Thu Jun 24 13:08:39 UTC 2010
Alex Still <alex.ranskis at gmail.com>

On Tue, Jun 22, 2010 at 6:40 PM, Ross Walker <rswwalker at gmail.com> wrote:
> On Jun 22, 2010, at 11:44 AM, Alex Still <alex.ranskis at gmail.com> wrote:
>
>> [...]
>>
>>>> On some servers this behavior returned despite rsize being set to 32k,
>>>> I had to set it to 8k to get reasonnable throughput. So there's
>>>> definitly something fishy going on. This has been reported on over 20
>>>> machines, so I don't think it's faulty hardware we're seeing.
>>>>
>>>> Any thoughts, ideas on how to debug this ?
>>>
>>> Can you explain the network environment and the connectivity between the client and server some more.
>>
>> Clients are blade servers.

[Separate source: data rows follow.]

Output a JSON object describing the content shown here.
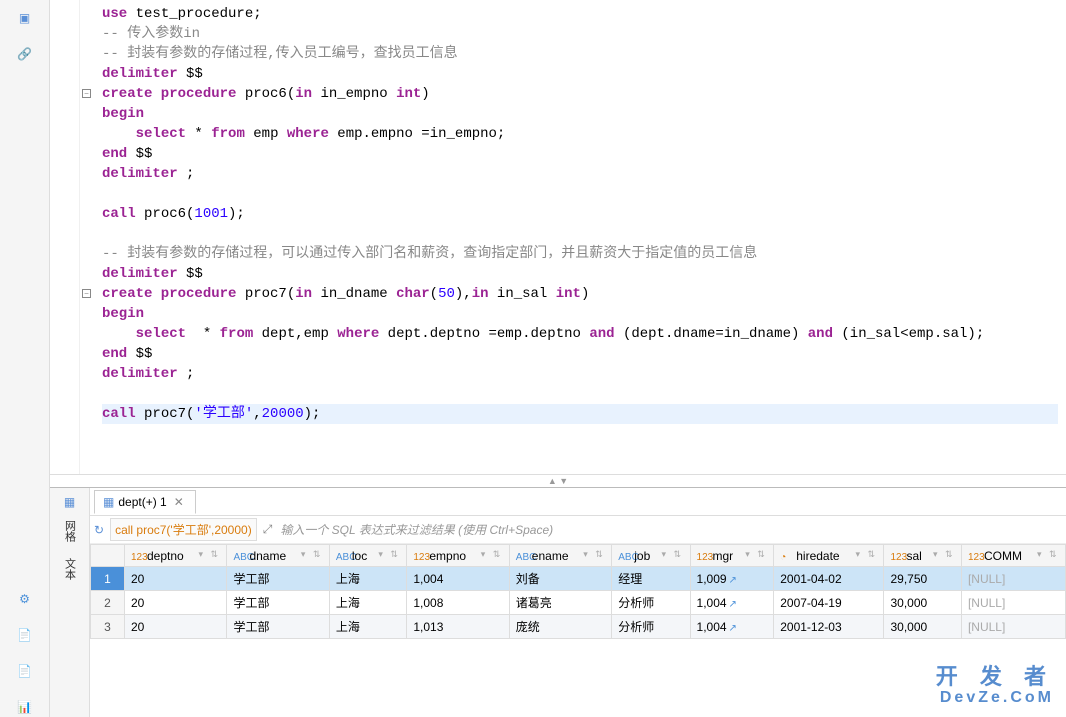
{
  "editor": {
    "lines": [
      {
        "t": "code",
        "seg": [
          {
            "c": "kw",
            "v": "use"
          },
          {
            "c": "",
            "v": " test_procedure;"
          }
        ]
      },
      {
        "t": "code",
        "seg": [
          {
            "c": "cm",
            "v": "-- 传入参数in"
          }
        ]
      },
      {
        "t": "code",
        "seg": [
          {
            "c": "cm",
            "v": "-- 封装有参数的存储过程,传入员工编号，查找员工信息"
          }
        ]
      },
      {
        "t": "code",
        "seg": [
          {
            "c": "kw",
            "v": "delimiter"
          },
          {
            "c": "",
            "v": " $$"
          }
        ]
      },
      {
        "t": "code",
        "fold": true,
        "seg": [
          {
            "c": "kw",
            "v": "create procedure"
          },
          {
            "c": "",
            "v": " proc6("
          },
          {
            "c": "kw",
            "v": "in"
          },
          {
            "c": "",
            "v": " in_empno "
          },
          {
            "c": "ty",
            "v": "int"
          },
          {
            "c": "",
            "v": ")"
          }
        ]
      },
      {
        "t": "code",
        "seg": [
          {
            "c": "kw",
            "v": "begin"
          }
        ]
      },
      {
        "t": "code",
        "seg": [
          {
            "c": "",
            "v": "    "
          },
          {
            "c": "kw",
            "v": "select"
          },
          {
            "c": "",
            "v": " * "
          },
          {
            "c": "kw",
            "v": "from"
          },
          {
            "c": "",
            "v": " emp "
          },
          {
            "c": "kw",
            "v": "where"
          },
          {
            "c": "",
            "v": " emp.empno =in_empno;"
          }
        ]
      },
      {
        "t": "code",
        "seg": [
          {
            "c": "kw",
            "v": "end"
          },
          {
            "c": "",
            "v": " $$"
          }
        ]
      },
      {
        "t": "code",
        "seg": [
          {
            "c": "kw",
            "v": "delimiter"
          },
          {
            "c": "",
            "v": " ;"
          }
        ]
      },
      {
        "t": "blank"
      },
      {
        "t": "code",
        "seg": [
          {
            "c": "kw",
            "v": "call"
          },
          {
            "c": "",
            "v": " proc6("
          },
          {
            "c": "num",
            "v": "1001"
          },
          {
            "c": "",
            "v": ");"
          }
        ]
      },
      {
        "t": "blank"
      },
      {
        "t": "code",
        "seg": [
          {
            "c": "cm",
            "v": "-- 封装有参数的存储过程，可以通过传入部门名和薪资，查询指定部门，并且薪资大于指定值的员工信息"
          }
        ]
      },
      {
        "t": "code",
        "seg": [
          {
            "c": "kw",
            "v": "delimiter"
          },
          {
            "c": "",
            "v": " $$"
          }
        ]
      },
      {
        "t": "code",
        "fold": true,
        "seg": [
          {
            "c": "kw",
            "v": "create procedure"
          },
          {
            "c": "",
            "v": " proc7("
          },
          {
            "c": "kw",
            "v": "in"
          },
          {
            "c": "",
            "v": " in_dname "
          },
          {
            "c": "ty",
            "v": "char"
          },
          {
            "c": "",
            "v": "("
          },
          {
            "c": "num",
            "v": "50"
          },
          {
            "c": "",
            "v": "),"
          },
          {
            "c": "kw",
            "v": "in"
          },
          {
            "c": "",
            "v": " in_sal "
          },
          {
            "c": "ty",
            "v": "int"
          },
          {
            "c": "",
            "v": ")"
          }
        ]
      },
      {
        "t": "code",
        "seg": [
          {
            "c": "kw",
            "v": "begin"
          }
        ]
      },
      {
        "t": "code",
        "seg": [
          {
            "c": "",
            "v": "    "
          },
          {
            "c": "kw",
            "v": "select"
          },
          {
            "c": "",
            "v": "  * "
          },
          {
            "c": "kw",
            "v": "from"
          },
          {
            "c": "",
            "v": " dept,emp "
          },
          {
            "c": "kw",
            "v": "where"
          },
          {
            "c": "",
            "v": " dept.deptno =emp.deptno "
          },
          {
            "c": "kw",
            "v": "and"
          },
          {
            "c": "",
            "v": " (dept.dname=in_dname) "
          },
          {
            "c": "kw",
            "v": "and"
          },
          {
            "c": "",
            "v": " (in_sal<emp.sal);"
          }
        ]
      },
      {
        "t": "code",
        "seg": [
          {
            "c": "kw",
            "v": "end"
          },
          {
            "c": "",
            "v": " $$"
          }
        ]
      },
      {
        "t": "code",
        "seg": [
          {
            "c": "kw",
            "v": "delimiter"
          },
          {
            "c": "",
            "v": " ;"
          }
        ]
      },
      {
        "t": "blank"
      },
      {
        "t": "code",
        "hl": true,
        "seg": [
          {
            "c": "kw",
            "v": "call"
          },
          {
            "c": "",
            "v": " proc7("
          },
          {
            "c": "str",
            "v": "'学工部'"
          },
          {
            "c": "",
            "v": ","
          },
          {
            "c": "num",
            "v": "20000"
          },
          {
            "c": "",
            "v": ");"
          }
        ]
      },
      {
        "t": "blank"
      }
    ]
  },
  "results": {
    "tab_label": "dept(+) 1",
    "call_label": "call proc7('学工部',20000)",
    "filter_placeholder": "输入一个 SQL 表达式来过滤结果 (使用 Ctrl+Space)",
    "columns": [
      {
        "name": "deptno",
        "type": "num"
      },
      {
        "name": "dname",
        "type": "txt"
      },
      {
        "name": "loc",
        "type": "txt"
      },
      {
        "name": "empno",
        "type": "num"
      },
      {
        "name": "ename",
        "type": "txt"
      },
      {
        "name": "job",
        "type": "txt"
      },
      {
        "name": "mgr",
        "type": "num",
        "link": true
      },
      {
        "name": "hiredate",
        "type": "date"
      },
      {
        "name": "sal",
        "type": "num"
      },
      {
        "name": "COMM",
        "type": "num"
      }
    ],
    "rows": [
      {
        "n": 1,
        "sel": true,
        "deptno": "20",
        "dname": "学工部",
        "loc": "上海",
        "empno": "1,004",
        "ename": "刘备",
        "job": "经理",
        "mgr": "1,009",
        "hiredate": "2001-04-02",
        "sal": "29,750",
        "COMM": "[NULL]"
      },
      {
        "n": 2,
        "deptno": "20",
        "dname": "学工部",
        "loc": "上海",
        "empno": "1,008",
        "ename": "诸葛亮",
        "job": "分析师",
        "mgr": "1,004",
        "hiredate": "2007-04-19",
        "sal": "30,000",
        "COMM": "[NULL]"
      },
      {
        "n": 3,
        "alt": true,
        "deptno": "20",
        "dname": "学工部",
        "loc": "上海",
        "empno": "1,013",
        "ename": "庞统",
        "job": "分析师",
        "mgr": "1,004",
        "hiredate": "2001-12-03",
        "sal": "30,000",
        "COMM": "[NULL]"
      }
    ],
    "side_tabs": {
      "grid": "网格",
      "text": "文本"
    }
  },
  "watermark": {
    "l1": "开 发 者",
    "l2": "DevZe.CoM"
  },
  "icons": {
    "console": "▣",
    "link": "🔗",
    "gear": "⚙",
    "doc1": "📄",
    "doc2": "📄",
    "doc3": "📊",
    "grid": "▦",
    "expand": "⤢",
    "refresh": "↻",
    "close": "✕",
    "ext": "↗"
  }
}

The blade chassis have integrated cisco
>> switches, which are plugged to a cisco 6509. The NFS server is on
>> another site 40km away, directly connected to another 6509.  These
>> datacenters are linked via DWDM.
>> Latency between a client and the NFS server is about half a
>> millisecond. Jumbo frames are enabled.
>>
>> Blades have 1 Gb link
>> The NFS server has multiple 1Gb links, used for different shares
>> Neither are close to full utilization, maybe 100Mb/s of traffic and 20
>> 000 paquets/s at the server end
>
> I have seen non-standard jumbo frames cause problems in the past.
>
> Can you try unmounting shares on one client, setting the MTU to 1500, re-mount the shares and see how it works?
>
> TCP between server and client will negotiate down to client's MSS so no need to change server's MTU.

It doesn't seem to help. But we missed something during the first
tests.. there are indeed  some retransmits at the TCP level, on the
server side. These go away when we set rsize to 32k. So ,probably a
network issue we'll have to figure out.

Thanks for your feedback,

Alex